Hazrat Shah Wali Ullah, the great Muslim reformer of eighteenth-century India, was born in 1702 into a family that had already produced many Muslim scholars, especially his father, Shah Abdur Rahim, who had founded the Rahimiyya Centre for religious learning in Delhi. Shah Wali Ullah’s father supervised his son’s Islamic education, and before his death in 1719, he appointed Shah Wali Ullah as the head of his religious school and initiated him into the Naqshbandi Order.

During his visit to Mecca on the pilgrimage in 1730, Shah Wali’ullah claims to have received a vision of Hazrat Muhammad (pbuh) in which his station as a divinely appointed reformer for his people was revealed to him.
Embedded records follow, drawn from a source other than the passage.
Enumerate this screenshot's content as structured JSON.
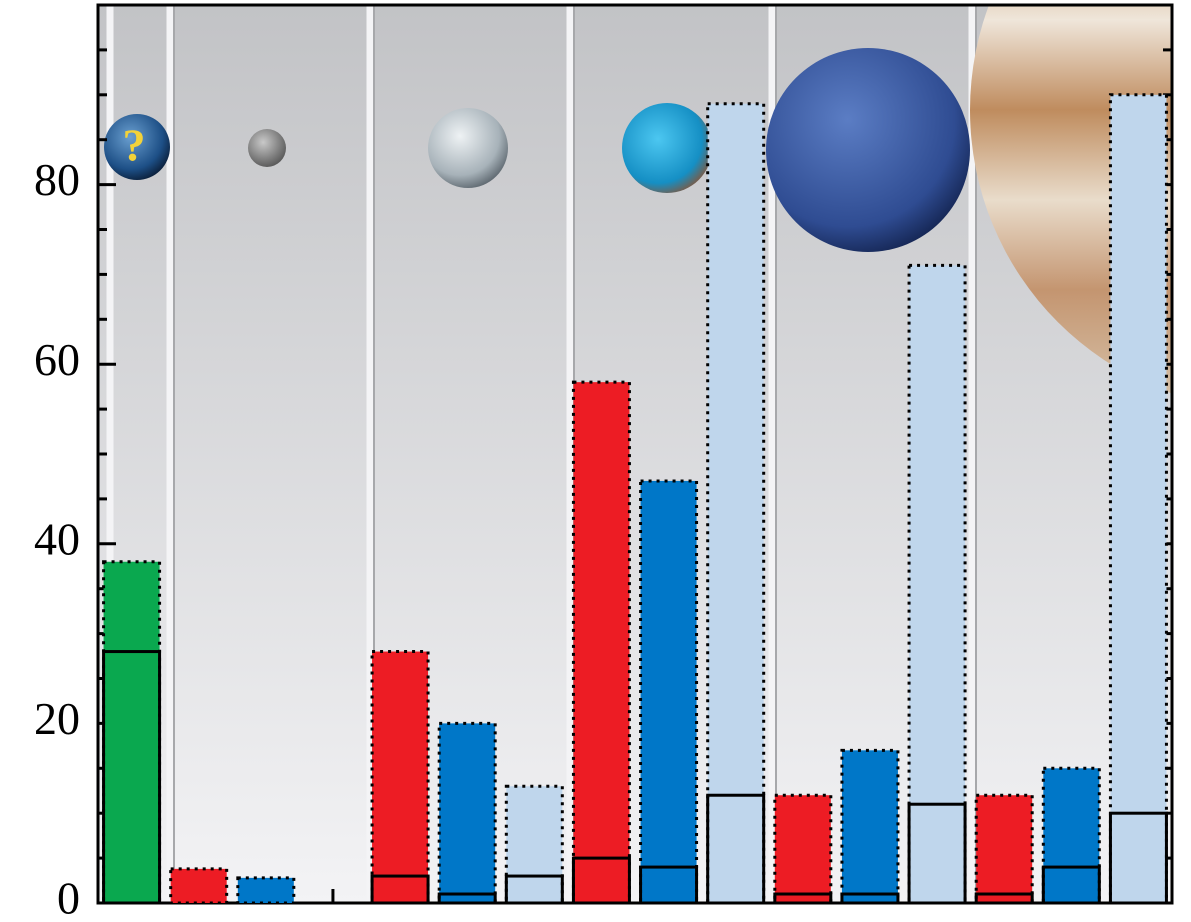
{
  "chart_data": {
    "type": "bar",
    "series": [
      {
        "color": "#0aa84f",
        "values": [
          38,
          null,
          null,
          null,
          null,
          null
        ],
        "lower": [
          28,
          null,
          null,
          null,
          null,
          null
        ]
      },
      {
        "color": "#ed1c24",
        "values": [
          null,
          3.8,
          28,
          58,
          12,
          12
        ],
        "lower": [
          null,
          null,
          3,
          5,
          1,
          1
        ]
      },
      {
        "color": "#0077c8",
        "values": [
          null,
          2.8,
          20,
          47,
          17,
          15
        ],
        "lower": [
          null,
          null,
          1,
          4,
          1,
          4
        ]
      },
      {
        "color": "#bfd6ec",
        "values": [
          null,
          null,
          13,
          89,
          71,
          90
        ],
        "lower": [
          null,
          null,
          3,
          12,
          11,
          10
        ]
      }
    ],
    "ylim": [
      0,
      100
    ],
    "yticks": [
      0,
      20,
      40,
      60,
      80
    ],
    "minor_yticks": [
      5,
      10,
      15,
      25,
      30,
      35,
      45,
      50,
      55,
      65,
      70,
      75,
      85,
      90,
      95
    ]
  }
}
At this stage in the history of Islam, the lack of a vibrant, living Islam in India had contributed towards a situation in which the corrupt Mughal Empire was disintegrating amidst the growing power of the Hindus and the Sikhs and the increasing influence of the British East India Company. Shah Wali Ullah saw in the lives of the Holy Muhammad (bpuh) and his family and pious Companions the key to a correct code of behavior whereby a renaissance of Islam in his own country could be achieved. On his return to India in 1732, he directed his efforts towards re-establishing a simple Arab-style Islam, purified of the Turkish, Persian and Hindu cultural elements which had become prevalent amongst the Muslims in India at that time.

Shah Wali Ullah was a strong Sunni Muslim who was attracted to the teaching of Imam Malik in his Al-Muwatta. He displayed a critical anti-Shia stance, which may in part have arisen as a result of the distorted Shi’a practices which were prevalent in his time in the sub-Continent, and his lack of exposure to the original Shia teachings. He said that one of the books which would be the key to establishing Islam in the West would be Ash-Shifa of Qadi lyad.

Shah Wali Ullah expanded the work of his father by making the Rahimiyya Religious Centre not only a training ground for men of knowledge, but also a ‘think tank’ where the spiritually motivated could, under his guidance, plan the revival of Islam in India. He found nothing incompatible in combining the roles of Sufi and scholar of Islamic Law in his own life, and worked assiduously to bridge the gap which existed between some sufis and religious scholars. He counselled the would-be Sufi to learn fast to obey all the laws of Islam, and to avoid unnecessary dissipation of energy by selecting one school of Islamic Law and adhering to it. The sincere seeker should then progress to obeying his spiritual master. He should dedicate himself to a life of prayer, fasting, remembrance of God and the recitation of the Holy Quran, while continuing to observe and honour his obligations to the surrounding Muslim community. He was equally concerned with the existential behaviour of the Muslims in general. He considered a state of economic equilibrium necessary for the spiritual health of the nation, and publicly protested against the prevalent imbalance of wealth and crippling taxation which characterised the tail-end of Mughal rule.

After his death in 1762, Shah Wali Ullah’s work was continued both by the members of his family and by his close followers, the chief of whom was his son, Shah Abdul Aziz, who took over the running of the Rahimiyya religious school. Although more than two centuries have passed since his death, Shah Wali Ullah’s life is still the subject of much discussion and study.